My gut feeling was that don Juan had taken pity on me and had decided to give me a pep talk. But the voice of the dreaming emissary, which I clearly heard at that instant, said that in a few hours and after some rest I was going to be perfectly well.
Upon awakening I gave don Juan, at his request, a complete description of what I had seen and done. He warned me that it was not possible to rely on my rationality to understand my experience, not because my rationality was in any way impaired but because what had taken place was a phenomenon outside the parameters of reason.
I, naturally, argued that nothing can be outside the limits of reason; things can be obscure, but sooner or later reason always finds a way to shed light on anything. And I really believed this.
Don Juan, with extreme patience, pointed out that reason is only a by-product of the habitual position of the assemblage point; therefore, knowing what is going on, being of sound mind, having our feet on the ground, sources of great pride to us and assumed to be a natural consequence of our worth, are merely the result of the fixation of the assemblage point on its habitual place. The more rigid and stationary it is, the greater our confidence in ourselves, the greater our feeling of knowing the world, of being able to predict.
He added that what dreaming does is give us the fluidity to enter into other worlds by destroying our sense of knowing this world. He called dreaming a journey of unthinkable dimensions, a journey that, after making us perceive everything we can humanly perceive, makes the assemblage point jump outside the human domain and perceive the inconceivable.
“We are back again, harping on the most important topic of the sorcerers’ world,” he went on, “the position of the assemblage point. The old sorcerers’ curse, as well as mankind’s thorn in the side.”
“Why do you say that, don Juan?”
“Because both, mankind in general and the old sorcerers, fell prey to the position of the assemblage point: mankind, because by not knowing that the assemblage point exists we are obliged to take the by-product of its habitual position as something final and indisputable. And the old sorcerers because, although they knew all about the assemblage point, they fell for its facility to be manipulated.

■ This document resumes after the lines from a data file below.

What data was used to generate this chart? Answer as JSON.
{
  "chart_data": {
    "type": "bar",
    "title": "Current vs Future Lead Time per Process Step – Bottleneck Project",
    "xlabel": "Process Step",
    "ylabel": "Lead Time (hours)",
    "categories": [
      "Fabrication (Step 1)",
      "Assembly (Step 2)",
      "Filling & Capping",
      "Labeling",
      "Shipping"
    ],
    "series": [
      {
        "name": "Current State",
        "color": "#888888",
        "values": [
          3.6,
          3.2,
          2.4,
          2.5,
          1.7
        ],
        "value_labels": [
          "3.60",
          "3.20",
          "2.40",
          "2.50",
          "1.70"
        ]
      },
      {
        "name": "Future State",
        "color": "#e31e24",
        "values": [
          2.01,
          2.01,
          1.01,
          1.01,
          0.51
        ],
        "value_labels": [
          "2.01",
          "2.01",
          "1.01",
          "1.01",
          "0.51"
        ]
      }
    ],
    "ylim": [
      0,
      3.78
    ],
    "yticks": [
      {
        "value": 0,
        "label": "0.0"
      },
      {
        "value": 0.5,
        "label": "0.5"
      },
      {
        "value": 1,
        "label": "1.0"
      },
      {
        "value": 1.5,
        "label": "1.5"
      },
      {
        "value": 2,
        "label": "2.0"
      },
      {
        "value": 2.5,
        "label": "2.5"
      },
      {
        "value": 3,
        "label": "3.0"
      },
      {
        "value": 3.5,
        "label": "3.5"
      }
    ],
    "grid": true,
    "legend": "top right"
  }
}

“You must avoid falling into those traps,” he continued. “It’d be really disgusting if you sided with mankind, as if you didn’t know about the existence of the assemblage point. But it’d be even more insidious if you sided with the old sorcerers and cynically manipulate the assemblage point for gain.”
“I still don’t understand. What is the connection of all this with what I experienced yesterday?” “Yesterday, you were in a different world. But if you ask me where that world is, and I tell you that it is in the position of the assemblage point, my answer won’t make any sense to you.”
Don Juan’s argument was that I had two choices. One was to follow mankind’s rationales and be faced with a predicament: my experience would tell me that other worlds exist, but my reason would say that such worlds do not and cannot exist. The other choice was to follow the old sorcerers’ rationales, in which case I would automatically accept the existence of other worlds, and my greed alone would make my assemblage point hold on to the position that creates those worlds. The result would be another kind of predicament: that of having to move physically into vision-like realms, driven by expectations of power and gain.
I was too numb to follow his argument, but then I realized I did not have to follow it because I agreed with him completely, despite the fact that I did not have a total picture of what I was agreeing about. Agreeing with him was rather a feeling that came from far away, an ancient certainty I had lost, which was now slowly finding its way back to me.